Registration Ends For Chechen Presidential Candidates

Publication: North Caucasus Weekly Volume: 5 Issue: 29

On July 14, the election authorities of the pro-Moscow administration in Grozny formally closed the reception of registration documents from would-be candidates for president in the August 29 special election. According to the authorities, 13 candidates filed the necessary documents in proper form before last week’s deadline. The election commission now has until the end of this week to decide which of these filings meet all the legal requirements.

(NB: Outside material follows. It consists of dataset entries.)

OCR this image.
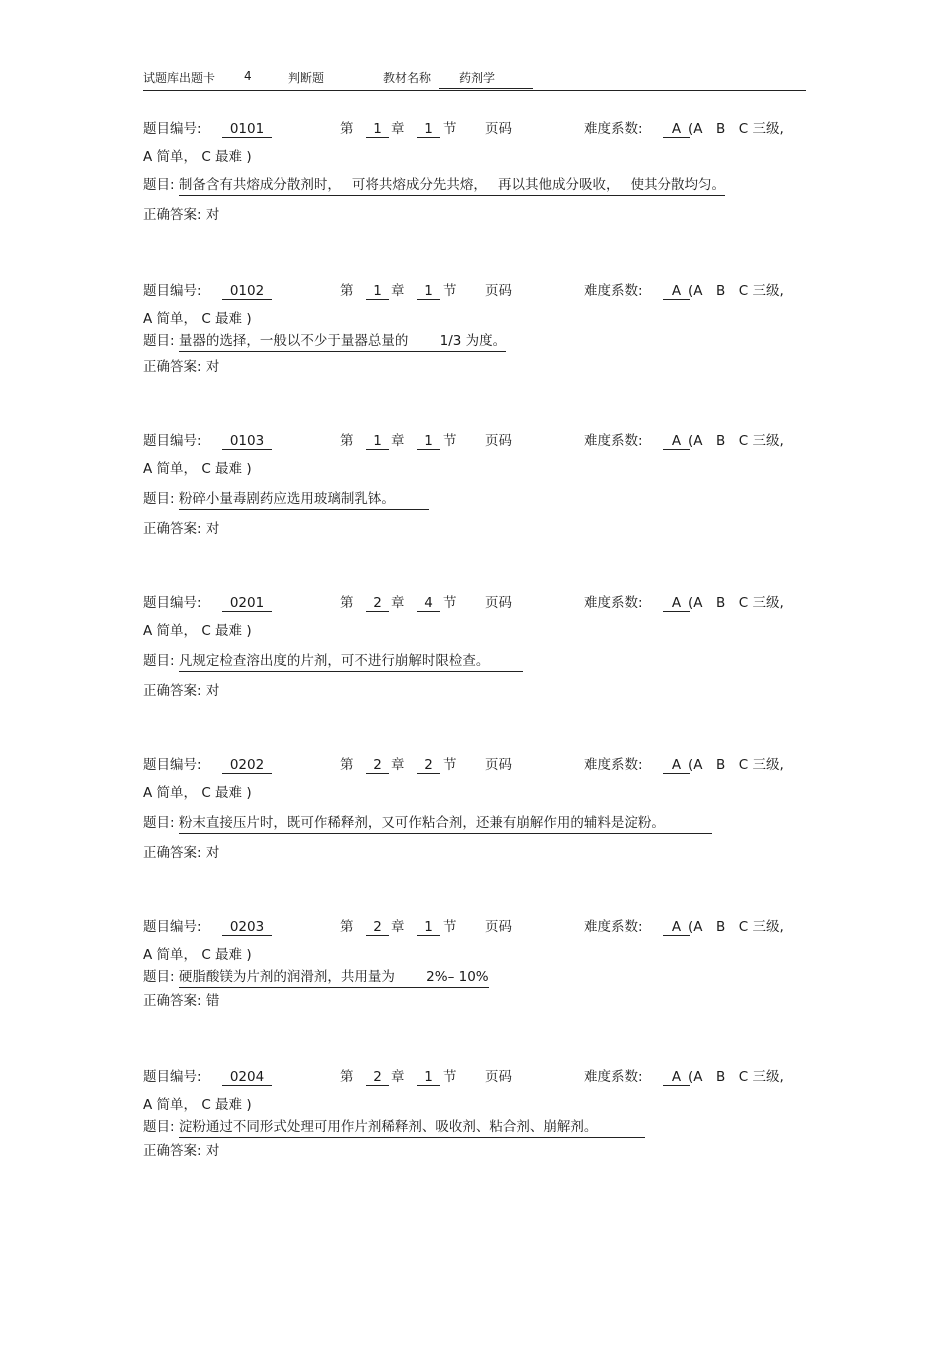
试题库出题卡 4	判断题	教材名称	药剂学
题目编号:	0101	第	1 章	1 节 页码	难度系数:	A (A　B　C 三级,
A 简单， C 最难 )
题目: 制备含有共熔成分散剂时，　 可将共熔成分先共熔，　 再以其他成分吸收，　 使其分散均匀。
正确答案: 对
题目编号:	0102	第	1 章	1 节 页码	难度系数:	A (A　B　C 三级,
A 简单， C 最难 )
题目: 量器的选择，一般以不少于量器总量的　　 1/3 为度。
正确答案: 对
题目编号:	0103	第	1 章	1 节 页码	难度系数:	A (A　B　C 三级,
A 简单， C 最难 )
题目: 粉碎小量毒剧药应选用玻璃制乳钵。　　　
正确答案: 对
题目编号:	0201	第	2 章	4 节 页码	难度系数:	A (A　B　C 三级,
A 简单， C 最难 )
题目: 凡规定检查溶出度的片剂，可不进行崩解时限检查。　　　
正确答案: 对
题目编号:	0202	第	2 章	2 节 页码	难度系数:	A (A　B　C 三级,
A 简单， C 最难 )
题目: 粉末直接压片时，既可作稀释剂，又可作粘合剂，还兼有崩解作用的辅料是淀粉。　　　　
正确答案: 对
题目编号:	0203	第	2 章	1 节 页码	难度系数:	A (A　B　C 三级,
A 简单， C 最难 )
题目: 硬脂酸镁为片剂的润滑剂，共用量为　　 2%– 10%
正确答案: 错
题目编号:	0204	第	2 章	1 节 页码	难度系数:	A (A　B　C 三级,
A 简单， C 最难 )
题目: 淀粉通过不同形式处理可用作片剂稀释剂、吸收剂、粘合剂、崩解剂。　　　　
正确答案: 对
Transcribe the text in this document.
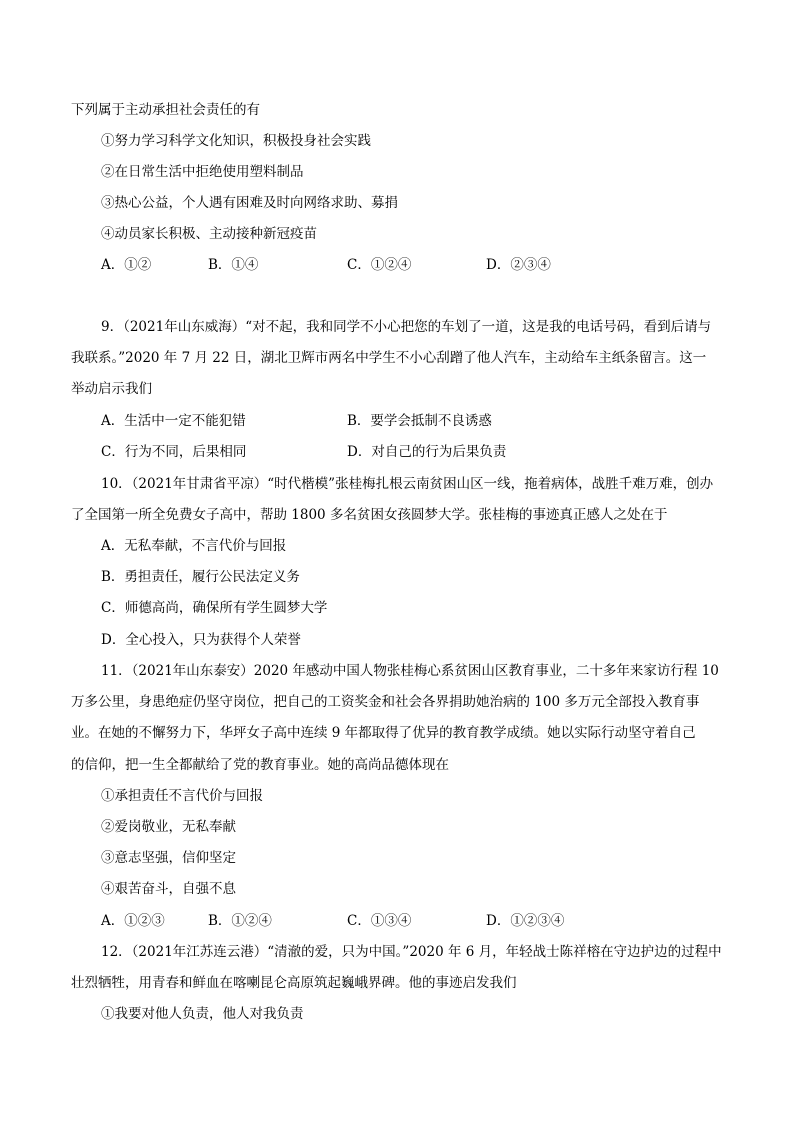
下列属于主动承担社会责任的有
①努力学习科学文化知识，积极投身社会实践
②在日常生活中拒绝使用塑料制品
③热心公益，个人遇有困难及时向网络求助、募捐
④动员家长积极、主动接种新冠疫苗
A．①②	B．①④	C．①②④	D．②③④
9．（2021年山东威海）“对不起，我和同学不小心把您的车划了一道，这是我的电话号码，看到后请与
我联系。”2020 年 7 月 22 日，湖北卫辉市两名中学生不小心刮蹭了他人汽车，主动给车主纸条留言。这一
举动启示我们
A．生活中一定不能犯错	B．要学会抵制不良诱惑
C．行为不同，后果相同	D．对自己的行为后果负责
10．（2021年甘肃省平凉）“时代楷模”张桂梅扎根云南贫困山区一线，拖着病体，战胜千难万难，创办
了全国第一所全免费女子高中，帮助 1800 多名贫困女孩圆梦大学。张桂梅的事迹真正感人之处在于
A．无私奉献，不言代价与回报
B．勇担责任，履行公民法定义务
C．师德高尚，确保所有学生圆梦大学
D．全心投入，只为获得个人荣誉
11．（2021年山东泰安）2020 年感动中国人物张桂梅心系贫困山区教育事业，二十多年来家访行程 10
万多公里，身患绝症仍坚守岗位，把自己的工资奖金和社会各界捐助她治病的 100 多万元全部投入教育事
业。在她的不懈努力下，华坪女子高中连续 9 年都取得了优异的教育教学成绩。她以实际行动坚守着自己
的信仰，把一生全都献给了党的教育事业。她的高尚品德体现在
①承担责任不言代价与回报
②爱岗敬业，无私奉献
③意志坚强，信仰坚定
④艰苦奋斗，自强不息
A．①②③	B．①②④	C．①③④	D．①②③④
12．（2021年江苏连云港）“清澈的爱，只为中国。”2020 年 6 月，年轻战士陈祥榕在守边护边的过程中
壮烈牺牲，用青春和鲜血在喀喇昆仑高原筑起巍峨界碑。他的事迹启发我们
①我要对他人负责，他人对我负责
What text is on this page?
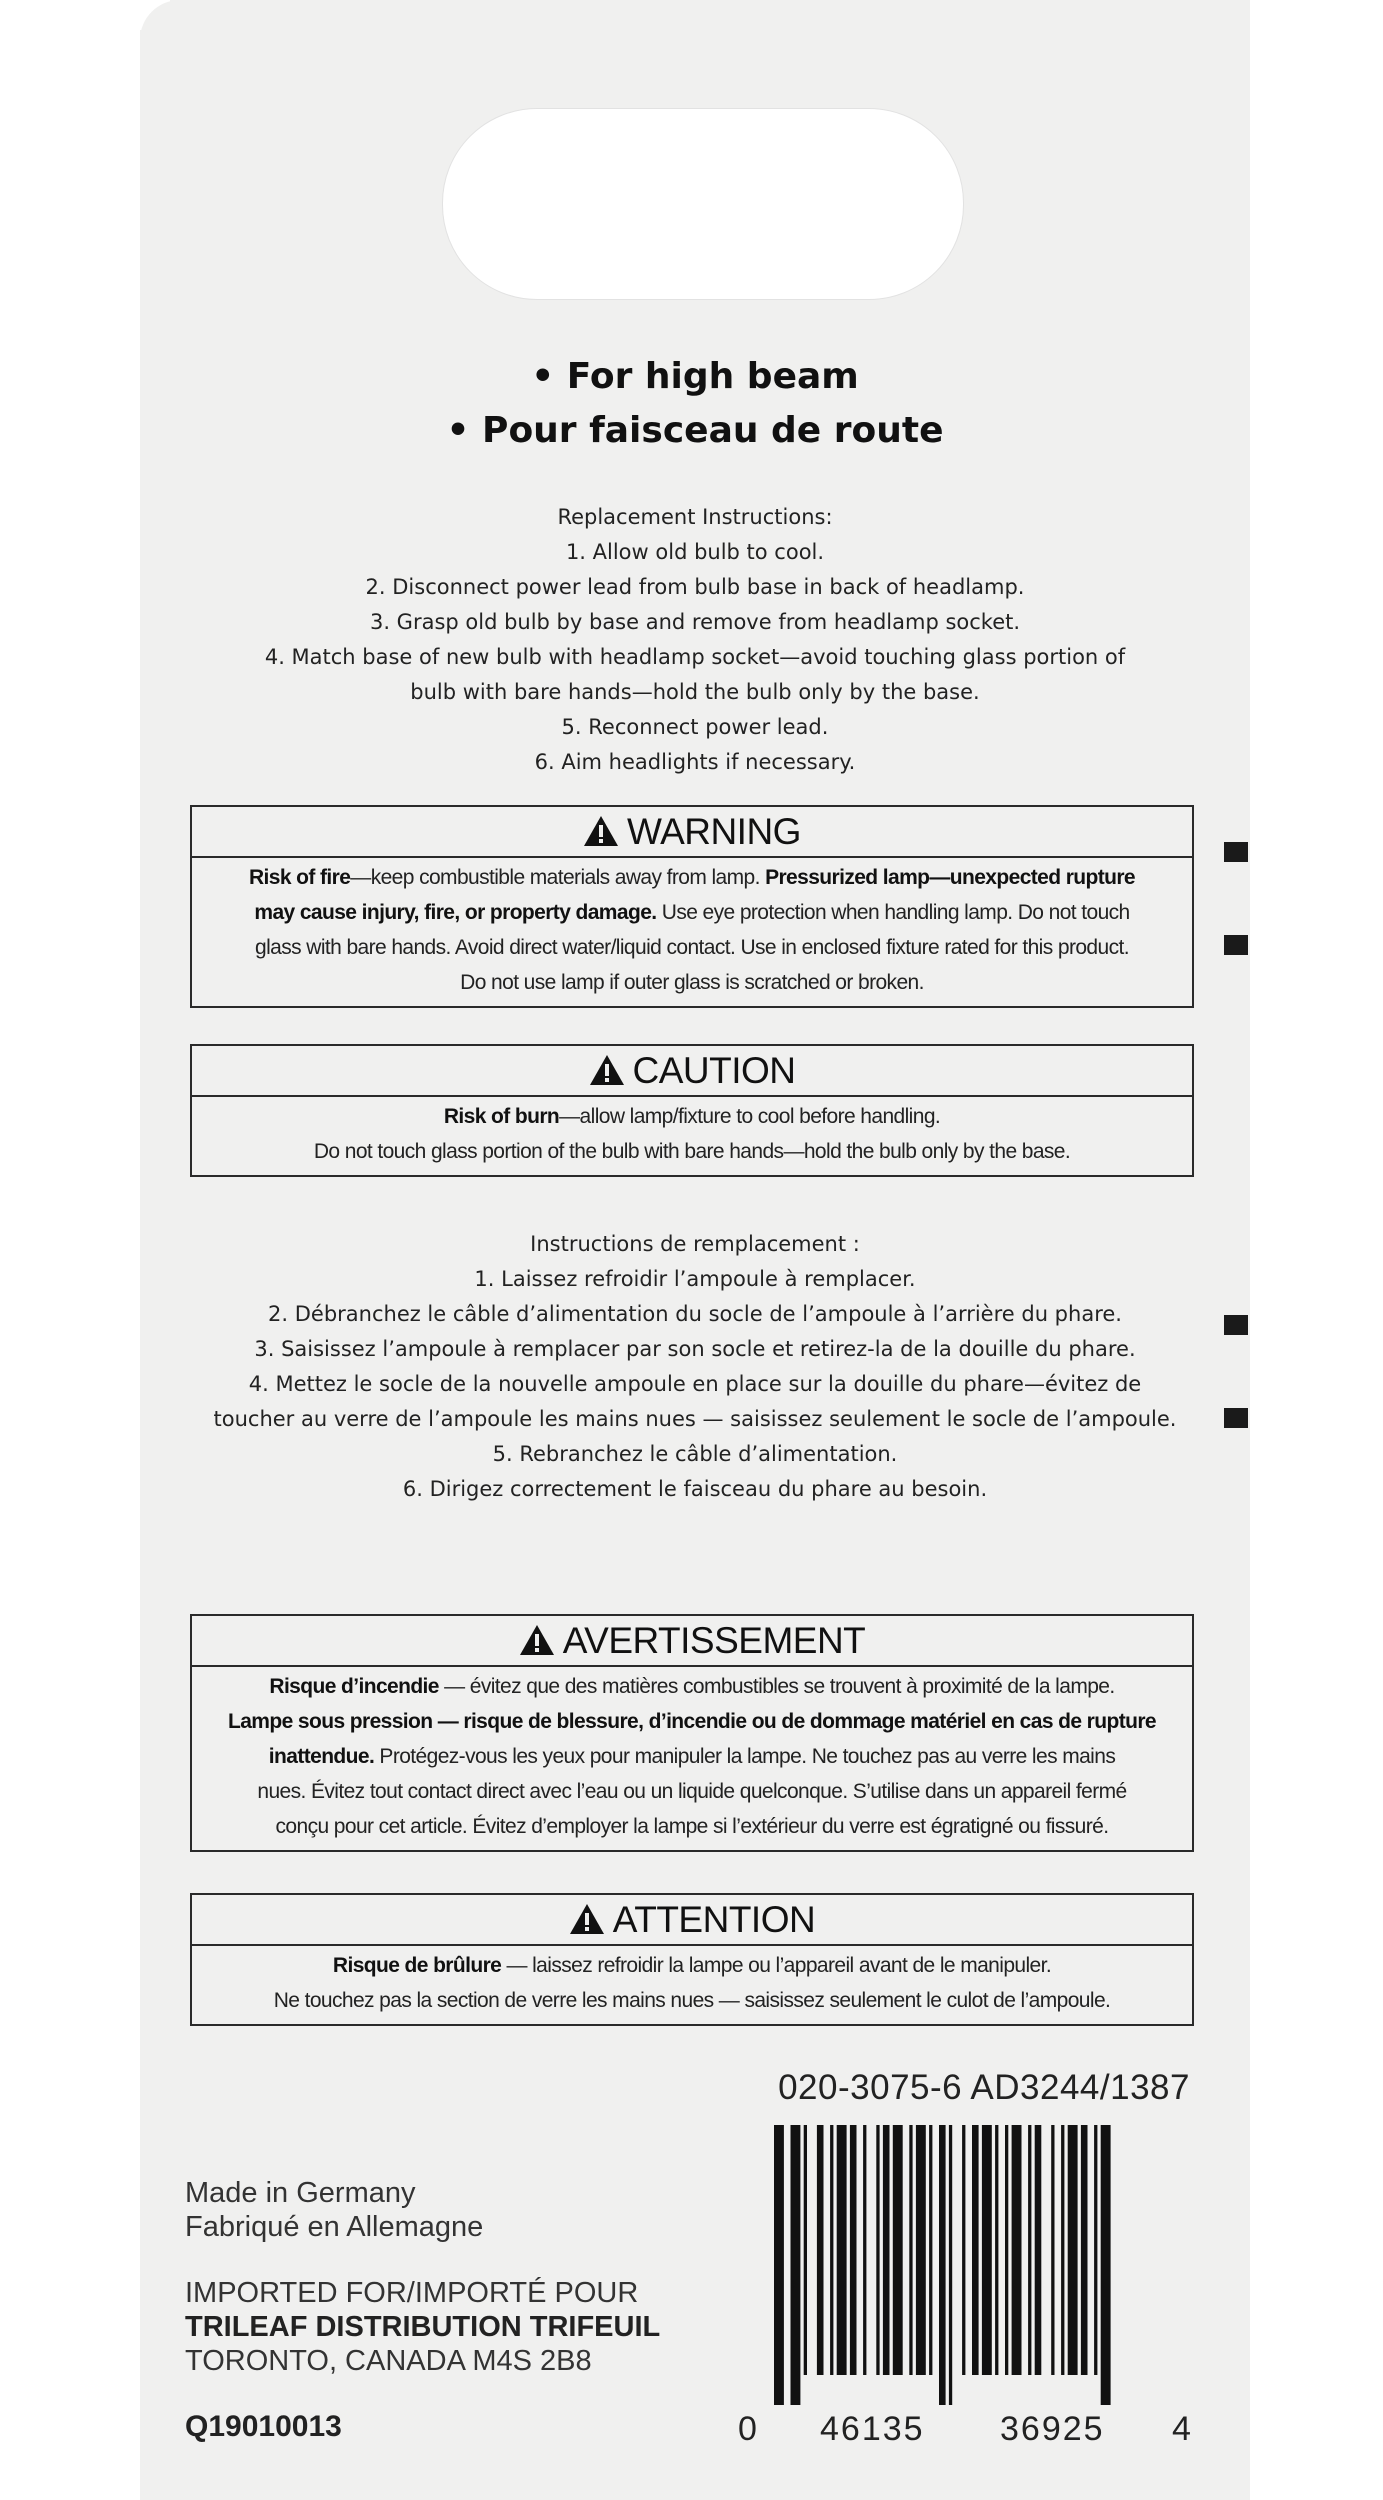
• For high beam
• Pour faisceau de route
Replacement Instructions:
1. Allow old bulb to cool.
2. Disconnect power lead from bulb base in back of headlamp.
3. Grasp old bulb by base and remove from headlamp socket.
4. Match base of new bulb with headlamp socket—avoid touching glass portion of
bulb with bare hands—hold the bulb only by the base.
5. Reconnect power lead.
6. Aim headlights if necessary.
WARNING
Risk of fire—keep combustible materials away from lamp. Pressurized lamp—unexpected rupture
may cause injury, fire, or property damage. Use eye protection when handling lamp. Do not touch
glass with bare hands. Avoid direct water/liquid contact. Use in enclosed fixture rated for this product.
Do not use lamp if outer glass is scratched or broken.
CAUTION
Risk of burn—allow lamp/fixture to cool before handling.
Do not touch glass portion of the bulb with bare hands—hold the bulb only by the base.
Instructions de remplacement :
1. Laissez refroidir l’ampoule à remplacer.
2. Débranchez le câble d’alimentation du socle de l’ampoule à l’arrière du phare.
3. Saisissez l’ampoule à remplacer par son socle et retirez-la de la douille du phare.
4. Mettez le socle de la nouvelle ampoule en place sur la douille du phare—évitez de
toucher au verre de l’ampoule les mains nues — saisissez seulement le socle de l’ampoule.
5. Rebranchez le câble d’alimentation.
6. Dirigez correctement le faisceau du phare au besoin.
AVERTISSEMENT
Risque d’incendie — évitez que des matières combustibles se trouvent à proximité de la lampe.
Lampe sous pression — risque de blessure, d’incendie ou de dommage matériel en cas de rupture
inattendue. Protégez-vous les yeux pour manipuler la lampe. Ne touchez pas au verre les mains
nues. Évitez tout contact direct avec l’eau ou un liquide quelconque. S’utilise dans un appareil fermé
conçu pour cet article. Évitez d’employer la lampe si l’extérieur du verre est égratigné ou fissuré.
ATTENTION
Risque de brûlure — laissez refroidir la lampe ou l’appareil avant de le manipuler.
Ne touchez pas la section de verre les mains nues — saisissez seulement le culot de l’ampoule.
020-3075-6 AD3244/1387
0 46135 36925 4
Made in Germany
Fabriqué en Allemagne
IMPORTED FOR/IMPORTÉ POUR
TRILEAF DISTRIBUTION TRIFEUIL
TORONTO, CANADA M4S 2B8
Q19010013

Strana.ru reported on July 15 that the 13 contenders are: Umar Abuev, general director of the Chechenneftekhimprom company; Sultan Aiskhanov, who teaches surgery at Grozny University; Alu Alkhanov, the pro-Moscow administration’s Interior Minister; Magomed Aidamirov, a businessman; Mukhumd Asakov, an employee of the pro-Moscow administration’s State Council; Abdulla Bugaev, head of a branch of a humanities academy; Adam Edilov, a Grozny lawyer; Sergo Khachukaev, a university instructor; Movsar Khamidov, an FSB officer assigned to Chechnya; Zura Magomadova, general director of the Dina company; Yaragi Mamodaev, who briefly served as prime minister in one of the separatist Dudaev governments in the early 1990s; Malik Saidullaev, the prominent businessman and leader in Moscow’s ethnic Chechen community; and Vakha Visaev, adviser to the president of the pro-Moscow administration. Four of the candidates—Alkhanov, Asakov, Saidullaev, and Visaev—chose to pay a monetary fee rather than to collect signatures on nominating petitions, which in today’s Chechnya can be physically dangerous to the signers.

Unless there is a radical change in the Kremlin’s strategy, Alkhanov is expected to be declared the landslide winner on Election Day. Even if the election were to be conducted freely and fairly, which few independent observers expect, his only serious rival would be the wealthy Saidullaev, who is well-known in Chechnya for his extensive charitable programs. He was forced out of last fall’s presidential race by a controversial court ruling.

In an interview with the English-language Moscow Times published on July 6, Saidullaev reiterated that if this summer’s election looks as if it is going to be another rigged one, he will drop out of the race rather than help give it a veneer of legitimacy. “Chechnya does not need a candidate from the Kremlin, but a candidate from the people,” he said. “Only a person elected by the people will be able to bring order to Chechnya.”

The Strana.ru article grumbled that not one of the contenders is an ethnic Russian—or for that matter a member of any other non-Chechen ethnic group.